Da tempo Barbero porta avanti una visione della realtà ecclesiastica non conforme alla rigida disciplina delle alte gerarchie: il suo impegno nella comunità di base Viottoli, la sua presenza al fianco delle persone omosessuali, il suo tentativo di dare uno spazio nella Chiesa anche a chi non riesce ad accettare il dogmatismo più estremo, gli sono valsi l’ostilità dei suoi superiori, ultimamente accentuatasi in concomitanza con una maggiore visibilità mediatica di don Franco. Nel campo della pastorale delle persone omosessuali, Barbero è stato anche testimone (come lui stesso ha raccontato su Gay.it, clicca qui per l’articolo) di unioni che venivano celebrate dagli amanti davanti a Dio. Anche a questo proposito, ovviamente, è arrivata la censura del Vescovo: «Le sue posizioni in materia morale e le celebrazioni di pseudo-matrimoni a lui attribuiti di persone omosessuali sono in netto e grave contrasto con la dottrina della Chiesa cattolica».

Sono centinaia i ragazzi gay credenti che, leggendo le risposte che don Franco Barbero scrive sulle pagine di Gay.it, si sono sentiti rincuorati, riappacificati con quella Chiesa che non riesce a farli sentire accolti. Oggi, a ennesima dimostrazione della sua posizione di intransigenza, la Chiesa estromette don Franco dalle sue fila.

Riportiamo di seguito l’editoriale di Alessio De Giorgi, direttore di Gay.it e un suo invito a protestare presso la Diocesi di Pinerolo.

Editoriale di Alessio De Giorgi

Non c’è spazio per il dissenso, signori. Le parole di Pier Giorgio Debernardi, in arte vescovo di Pinerolo, sono state molto chiare: Don Barbero, il padre spirituale della comunità di base Viottoli, che benedice le coppie gay e lesbiche, che da vent´anni celebra seconde nozze, collaboratore della rubrica LEO di questa testata, «è fuori dalla comunione con la Chiesa cattolica perché nega la presenza reale di Cristo nell’Eucaristia, la maternità verginale di Maria, il Ministero ordinato e il ruolo del Magistero come guida della Chiesa».
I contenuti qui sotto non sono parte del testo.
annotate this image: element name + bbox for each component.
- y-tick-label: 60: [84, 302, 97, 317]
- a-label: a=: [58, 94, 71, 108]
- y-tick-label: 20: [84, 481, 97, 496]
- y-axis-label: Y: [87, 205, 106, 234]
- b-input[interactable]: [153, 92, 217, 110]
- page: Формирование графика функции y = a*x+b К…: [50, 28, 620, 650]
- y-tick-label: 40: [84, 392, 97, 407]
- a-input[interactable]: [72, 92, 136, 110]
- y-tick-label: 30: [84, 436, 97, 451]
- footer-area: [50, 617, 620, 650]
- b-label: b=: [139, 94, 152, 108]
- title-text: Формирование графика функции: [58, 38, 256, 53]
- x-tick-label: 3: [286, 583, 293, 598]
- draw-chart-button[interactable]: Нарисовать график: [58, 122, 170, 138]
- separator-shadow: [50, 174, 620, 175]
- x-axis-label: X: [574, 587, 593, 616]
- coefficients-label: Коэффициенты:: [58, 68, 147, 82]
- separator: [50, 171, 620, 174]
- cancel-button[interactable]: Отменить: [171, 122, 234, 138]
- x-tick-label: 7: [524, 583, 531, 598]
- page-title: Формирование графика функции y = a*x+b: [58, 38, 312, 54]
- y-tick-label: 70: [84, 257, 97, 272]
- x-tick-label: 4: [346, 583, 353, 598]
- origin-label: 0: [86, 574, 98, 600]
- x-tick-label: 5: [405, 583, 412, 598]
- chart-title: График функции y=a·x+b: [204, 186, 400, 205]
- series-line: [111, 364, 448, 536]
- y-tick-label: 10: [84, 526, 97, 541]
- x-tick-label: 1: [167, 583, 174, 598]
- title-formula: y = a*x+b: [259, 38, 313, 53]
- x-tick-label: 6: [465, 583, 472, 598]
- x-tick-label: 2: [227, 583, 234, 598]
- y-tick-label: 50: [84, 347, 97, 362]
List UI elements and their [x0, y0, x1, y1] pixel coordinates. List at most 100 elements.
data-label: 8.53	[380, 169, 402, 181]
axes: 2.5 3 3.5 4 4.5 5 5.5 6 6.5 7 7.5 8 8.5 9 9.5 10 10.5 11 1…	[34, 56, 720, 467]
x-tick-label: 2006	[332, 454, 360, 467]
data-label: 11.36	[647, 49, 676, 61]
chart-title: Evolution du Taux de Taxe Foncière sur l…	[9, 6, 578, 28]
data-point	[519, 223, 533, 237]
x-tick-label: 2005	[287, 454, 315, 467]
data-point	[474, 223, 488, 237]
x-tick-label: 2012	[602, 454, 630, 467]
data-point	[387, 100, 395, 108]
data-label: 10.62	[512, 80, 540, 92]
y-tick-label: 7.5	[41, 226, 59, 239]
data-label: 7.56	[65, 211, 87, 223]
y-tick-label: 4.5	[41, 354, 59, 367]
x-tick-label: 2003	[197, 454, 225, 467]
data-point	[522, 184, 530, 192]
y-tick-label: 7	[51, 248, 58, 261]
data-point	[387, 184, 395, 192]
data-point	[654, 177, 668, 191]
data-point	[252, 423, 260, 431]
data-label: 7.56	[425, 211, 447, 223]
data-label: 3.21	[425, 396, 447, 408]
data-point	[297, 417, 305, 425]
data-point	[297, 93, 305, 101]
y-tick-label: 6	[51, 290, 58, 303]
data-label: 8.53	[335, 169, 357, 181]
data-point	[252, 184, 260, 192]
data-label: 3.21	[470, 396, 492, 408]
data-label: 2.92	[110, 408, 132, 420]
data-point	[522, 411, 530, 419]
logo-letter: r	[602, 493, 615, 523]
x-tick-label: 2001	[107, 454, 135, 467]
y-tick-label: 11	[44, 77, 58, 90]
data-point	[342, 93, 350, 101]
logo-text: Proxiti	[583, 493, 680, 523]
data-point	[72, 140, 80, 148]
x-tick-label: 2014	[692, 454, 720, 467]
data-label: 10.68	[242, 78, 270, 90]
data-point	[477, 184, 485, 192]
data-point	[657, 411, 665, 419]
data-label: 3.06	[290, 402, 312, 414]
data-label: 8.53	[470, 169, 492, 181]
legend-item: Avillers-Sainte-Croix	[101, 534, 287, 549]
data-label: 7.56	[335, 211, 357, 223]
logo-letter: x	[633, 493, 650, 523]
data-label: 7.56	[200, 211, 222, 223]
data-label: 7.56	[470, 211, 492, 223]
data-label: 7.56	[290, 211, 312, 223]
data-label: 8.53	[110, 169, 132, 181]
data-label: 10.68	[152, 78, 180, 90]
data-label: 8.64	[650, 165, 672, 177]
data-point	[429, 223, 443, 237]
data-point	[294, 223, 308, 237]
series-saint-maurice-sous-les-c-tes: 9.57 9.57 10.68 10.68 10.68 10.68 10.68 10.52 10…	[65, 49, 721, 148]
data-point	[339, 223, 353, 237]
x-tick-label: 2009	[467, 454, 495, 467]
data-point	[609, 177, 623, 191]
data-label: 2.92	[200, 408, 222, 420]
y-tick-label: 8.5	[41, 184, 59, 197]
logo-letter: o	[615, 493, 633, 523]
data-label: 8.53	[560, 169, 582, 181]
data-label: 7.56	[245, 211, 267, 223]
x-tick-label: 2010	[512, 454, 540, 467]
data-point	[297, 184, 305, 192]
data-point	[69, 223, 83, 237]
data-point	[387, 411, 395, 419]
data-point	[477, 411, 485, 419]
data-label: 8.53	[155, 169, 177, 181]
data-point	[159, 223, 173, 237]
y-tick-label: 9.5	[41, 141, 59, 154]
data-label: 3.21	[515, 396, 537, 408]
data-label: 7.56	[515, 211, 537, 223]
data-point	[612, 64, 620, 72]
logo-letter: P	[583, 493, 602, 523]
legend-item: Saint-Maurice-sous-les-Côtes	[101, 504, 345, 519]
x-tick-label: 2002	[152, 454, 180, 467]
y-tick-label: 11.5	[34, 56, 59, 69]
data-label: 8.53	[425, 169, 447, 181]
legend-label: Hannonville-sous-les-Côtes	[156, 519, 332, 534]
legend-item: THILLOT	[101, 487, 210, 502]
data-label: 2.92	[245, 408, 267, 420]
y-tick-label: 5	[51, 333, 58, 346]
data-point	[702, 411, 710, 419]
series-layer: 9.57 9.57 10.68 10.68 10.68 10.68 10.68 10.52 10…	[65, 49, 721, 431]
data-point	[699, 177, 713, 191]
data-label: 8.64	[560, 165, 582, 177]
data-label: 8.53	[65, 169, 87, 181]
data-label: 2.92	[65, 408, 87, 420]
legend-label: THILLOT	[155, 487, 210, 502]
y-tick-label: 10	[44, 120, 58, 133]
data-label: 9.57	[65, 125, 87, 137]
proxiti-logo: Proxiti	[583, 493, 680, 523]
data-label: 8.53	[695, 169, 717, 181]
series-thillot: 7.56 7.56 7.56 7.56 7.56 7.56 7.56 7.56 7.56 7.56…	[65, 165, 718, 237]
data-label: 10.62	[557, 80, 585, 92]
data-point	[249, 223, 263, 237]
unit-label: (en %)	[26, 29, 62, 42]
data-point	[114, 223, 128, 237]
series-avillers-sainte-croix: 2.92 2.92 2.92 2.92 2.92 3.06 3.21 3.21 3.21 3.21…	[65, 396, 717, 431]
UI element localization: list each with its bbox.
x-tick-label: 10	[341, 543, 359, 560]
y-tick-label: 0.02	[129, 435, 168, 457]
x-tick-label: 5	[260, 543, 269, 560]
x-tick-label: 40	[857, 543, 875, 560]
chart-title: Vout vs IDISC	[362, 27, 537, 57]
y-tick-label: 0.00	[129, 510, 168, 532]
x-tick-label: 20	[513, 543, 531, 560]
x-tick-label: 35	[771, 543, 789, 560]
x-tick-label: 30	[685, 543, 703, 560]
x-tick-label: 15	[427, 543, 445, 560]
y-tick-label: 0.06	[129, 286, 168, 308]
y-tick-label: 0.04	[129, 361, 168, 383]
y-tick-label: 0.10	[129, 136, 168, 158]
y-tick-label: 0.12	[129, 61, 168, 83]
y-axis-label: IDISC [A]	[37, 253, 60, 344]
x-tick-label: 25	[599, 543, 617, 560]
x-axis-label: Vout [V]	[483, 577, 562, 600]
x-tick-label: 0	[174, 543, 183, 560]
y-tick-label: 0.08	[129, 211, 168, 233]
La presa di posizione della diocesi di Pinerolo, dura come non avveniva da anni, è seguita ad un articolo del giornale torinese La Stampa che raccontava dell’opera di Don Barbero a favore delle persone omosessuali e che in particolare ricordava le 35 coppie gay e lesbiche che Don Barbero aveva unito in matrimonio. «Le sue posizioni in materia morale e le celebrazioni di pseudo-matrimoni a lui attribuiti di persone omosessuali sono in netto e grave contrasto con la dottrina della Chiesa cattolica». Risultato: fuori! Con "amarezza e dolore", certo, ma il fuori è senza scampo.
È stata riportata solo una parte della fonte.